In this Country much of the industry is gone an our ruling classes are mostly "rentier classes" they derive their wealth from accumulation of inherited fortunes and their investments in other people wealth creation, for example shareholding or land property lease, they are in this respect saprophytic classes that take a bite from other people wealth creation.

This make them utterly dependent on the ability to force their property rights, hence the general trend in all post industrial countries, toward more restrictive legislation and the exaltation of social values that belittle individual rights when they oppose the stability of unchanging state structures.
This can clearly be seen, again as an example, in the "war on terror" which has not a rational justification.
Because this Country has a long conservative tradition and roughly one third of its population is convinced, mostly through owning properties, that they are part of the establishment, we have a particular pernicious spiral of proto-fascistic  trends toward an autocratic model, one where everybody has its fixed place and where questioning the status quo becomes a crime, and were diminishing resources are more unequally distributed .

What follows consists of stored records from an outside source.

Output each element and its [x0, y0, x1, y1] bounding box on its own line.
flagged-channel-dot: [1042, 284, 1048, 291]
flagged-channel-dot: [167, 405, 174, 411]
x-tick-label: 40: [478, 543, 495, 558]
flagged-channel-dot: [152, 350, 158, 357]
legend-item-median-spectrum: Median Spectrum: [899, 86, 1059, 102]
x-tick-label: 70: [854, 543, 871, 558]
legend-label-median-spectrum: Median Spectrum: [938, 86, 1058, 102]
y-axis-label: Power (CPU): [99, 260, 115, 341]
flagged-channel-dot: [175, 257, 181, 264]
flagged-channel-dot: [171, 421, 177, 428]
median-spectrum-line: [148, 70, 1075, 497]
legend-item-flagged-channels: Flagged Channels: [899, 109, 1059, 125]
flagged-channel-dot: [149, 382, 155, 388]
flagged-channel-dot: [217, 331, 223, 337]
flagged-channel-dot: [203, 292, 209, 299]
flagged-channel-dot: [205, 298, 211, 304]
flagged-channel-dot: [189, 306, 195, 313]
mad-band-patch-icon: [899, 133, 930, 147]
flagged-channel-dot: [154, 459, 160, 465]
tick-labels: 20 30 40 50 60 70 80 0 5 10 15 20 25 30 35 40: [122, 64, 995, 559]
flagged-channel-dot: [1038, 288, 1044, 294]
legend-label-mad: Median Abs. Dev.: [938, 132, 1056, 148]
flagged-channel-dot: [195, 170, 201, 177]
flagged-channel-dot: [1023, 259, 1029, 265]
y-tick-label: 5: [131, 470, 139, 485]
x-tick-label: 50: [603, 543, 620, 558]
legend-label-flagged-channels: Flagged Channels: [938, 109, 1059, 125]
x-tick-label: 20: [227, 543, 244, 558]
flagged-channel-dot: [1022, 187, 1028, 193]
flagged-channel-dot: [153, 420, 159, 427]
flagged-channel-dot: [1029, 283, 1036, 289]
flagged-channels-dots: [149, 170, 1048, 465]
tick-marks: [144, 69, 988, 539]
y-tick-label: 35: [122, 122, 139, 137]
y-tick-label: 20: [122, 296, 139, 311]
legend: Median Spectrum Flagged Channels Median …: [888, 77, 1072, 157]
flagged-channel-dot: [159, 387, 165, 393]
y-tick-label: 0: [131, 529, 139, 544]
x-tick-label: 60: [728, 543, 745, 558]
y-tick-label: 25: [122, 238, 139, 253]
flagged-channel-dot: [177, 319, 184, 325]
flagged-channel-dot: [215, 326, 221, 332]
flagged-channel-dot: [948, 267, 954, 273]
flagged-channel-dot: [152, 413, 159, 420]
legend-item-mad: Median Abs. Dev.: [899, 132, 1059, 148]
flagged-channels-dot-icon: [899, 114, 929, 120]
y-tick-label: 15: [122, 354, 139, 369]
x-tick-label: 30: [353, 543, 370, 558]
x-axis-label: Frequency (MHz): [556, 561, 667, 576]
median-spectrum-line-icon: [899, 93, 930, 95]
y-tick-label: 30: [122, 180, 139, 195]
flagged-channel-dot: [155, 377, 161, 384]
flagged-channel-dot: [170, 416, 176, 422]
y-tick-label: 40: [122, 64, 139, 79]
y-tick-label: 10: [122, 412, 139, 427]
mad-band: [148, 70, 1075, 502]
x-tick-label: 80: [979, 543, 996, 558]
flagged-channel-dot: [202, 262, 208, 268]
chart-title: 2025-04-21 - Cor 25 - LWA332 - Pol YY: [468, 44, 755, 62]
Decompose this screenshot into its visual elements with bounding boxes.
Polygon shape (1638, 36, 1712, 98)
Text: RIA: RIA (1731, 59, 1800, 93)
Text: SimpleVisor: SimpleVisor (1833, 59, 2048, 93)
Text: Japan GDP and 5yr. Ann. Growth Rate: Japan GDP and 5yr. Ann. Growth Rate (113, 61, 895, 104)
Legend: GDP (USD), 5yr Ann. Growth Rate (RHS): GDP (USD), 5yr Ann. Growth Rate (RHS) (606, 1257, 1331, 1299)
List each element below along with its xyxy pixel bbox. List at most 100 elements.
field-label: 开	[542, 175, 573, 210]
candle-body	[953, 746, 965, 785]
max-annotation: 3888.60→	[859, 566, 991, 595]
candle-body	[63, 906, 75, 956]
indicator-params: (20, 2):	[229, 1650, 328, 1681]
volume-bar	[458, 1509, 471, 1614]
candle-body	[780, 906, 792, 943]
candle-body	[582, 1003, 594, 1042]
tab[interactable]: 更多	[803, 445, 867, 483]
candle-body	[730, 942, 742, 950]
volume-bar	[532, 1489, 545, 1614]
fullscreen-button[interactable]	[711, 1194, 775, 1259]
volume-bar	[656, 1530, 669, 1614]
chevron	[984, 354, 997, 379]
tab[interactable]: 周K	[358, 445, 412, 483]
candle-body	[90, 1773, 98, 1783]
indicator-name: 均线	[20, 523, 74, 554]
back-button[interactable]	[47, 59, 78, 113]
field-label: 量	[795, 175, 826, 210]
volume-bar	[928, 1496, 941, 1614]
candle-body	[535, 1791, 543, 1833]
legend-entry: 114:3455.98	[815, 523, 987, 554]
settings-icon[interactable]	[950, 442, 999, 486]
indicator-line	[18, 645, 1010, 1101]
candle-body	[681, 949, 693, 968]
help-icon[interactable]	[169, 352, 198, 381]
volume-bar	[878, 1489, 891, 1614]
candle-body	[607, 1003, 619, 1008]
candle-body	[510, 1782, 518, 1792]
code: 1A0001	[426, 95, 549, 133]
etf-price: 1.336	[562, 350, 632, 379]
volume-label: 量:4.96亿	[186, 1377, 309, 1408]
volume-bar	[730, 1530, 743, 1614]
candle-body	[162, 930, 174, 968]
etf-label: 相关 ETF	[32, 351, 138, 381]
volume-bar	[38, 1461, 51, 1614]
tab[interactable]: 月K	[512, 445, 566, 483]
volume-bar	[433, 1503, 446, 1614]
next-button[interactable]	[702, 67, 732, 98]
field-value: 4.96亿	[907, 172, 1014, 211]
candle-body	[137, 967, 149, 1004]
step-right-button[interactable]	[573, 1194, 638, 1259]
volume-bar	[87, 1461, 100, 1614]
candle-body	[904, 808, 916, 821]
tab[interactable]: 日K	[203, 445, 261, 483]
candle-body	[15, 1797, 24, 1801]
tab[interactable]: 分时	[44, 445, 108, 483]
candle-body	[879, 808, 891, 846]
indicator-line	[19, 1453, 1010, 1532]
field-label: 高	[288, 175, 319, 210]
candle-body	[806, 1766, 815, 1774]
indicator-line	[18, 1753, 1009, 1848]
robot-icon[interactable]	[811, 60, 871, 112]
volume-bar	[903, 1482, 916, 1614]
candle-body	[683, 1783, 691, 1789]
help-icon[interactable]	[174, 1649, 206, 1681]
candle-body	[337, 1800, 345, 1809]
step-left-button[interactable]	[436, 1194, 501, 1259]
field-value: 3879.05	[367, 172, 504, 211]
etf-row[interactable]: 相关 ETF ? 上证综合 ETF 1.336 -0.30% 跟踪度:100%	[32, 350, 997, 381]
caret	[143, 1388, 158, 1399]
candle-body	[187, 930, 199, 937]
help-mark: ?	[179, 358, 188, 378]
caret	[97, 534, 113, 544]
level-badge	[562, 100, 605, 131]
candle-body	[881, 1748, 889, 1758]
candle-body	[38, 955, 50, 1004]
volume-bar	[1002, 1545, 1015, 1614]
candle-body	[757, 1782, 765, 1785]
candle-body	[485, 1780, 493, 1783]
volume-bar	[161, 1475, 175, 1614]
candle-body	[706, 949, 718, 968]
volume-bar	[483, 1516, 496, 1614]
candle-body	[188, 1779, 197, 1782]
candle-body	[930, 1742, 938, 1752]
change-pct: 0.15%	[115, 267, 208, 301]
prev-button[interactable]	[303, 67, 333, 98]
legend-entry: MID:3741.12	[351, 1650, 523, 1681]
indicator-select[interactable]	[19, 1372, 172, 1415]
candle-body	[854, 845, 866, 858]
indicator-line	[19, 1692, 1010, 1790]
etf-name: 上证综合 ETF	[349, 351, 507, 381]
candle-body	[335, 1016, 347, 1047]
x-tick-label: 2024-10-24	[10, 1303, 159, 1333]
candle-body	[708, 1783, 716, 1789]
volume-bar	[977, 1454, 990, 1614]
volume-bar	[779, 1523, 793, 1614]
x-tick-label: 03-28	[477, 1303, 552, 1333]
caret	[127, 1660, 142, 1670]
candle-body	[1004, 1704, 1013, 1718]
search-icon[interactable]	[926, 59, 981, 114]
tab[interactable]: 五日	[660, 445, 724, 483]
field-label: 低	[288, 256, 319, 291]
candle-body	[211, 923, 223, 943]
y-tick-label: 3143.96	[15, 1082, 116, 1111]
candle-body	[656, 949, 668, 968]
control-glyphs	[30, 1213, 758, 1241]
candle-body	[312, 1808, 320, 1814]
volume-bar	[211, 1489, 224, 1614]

The unemployed or using the better definition of “the precariat”, which is in itself the product of the impoverishment and increased social inequality of the nation, is portrait as both an imaginary danger to those that own a piece of the land and a rabble to be manipulated.
Therefore the more and more derogative propaganda  describing the society "loosers" as self-destructive and at the same time as the result of result of un-Britishness, of external demoralising influences.

Nothing new here, this process has been used over and over again and it is a tested way for a weakening elite to maintain itself in power for longer and it is also a sure recipe to lower the level of civilisation in any society.

I do not expect this decline in civilising values to stop any time soon, it will however be overcome by the emergence of new technologies that will, in the next decades, bring the world together.
But in the process extremes will be touched before a more balanced and humane world will emerge.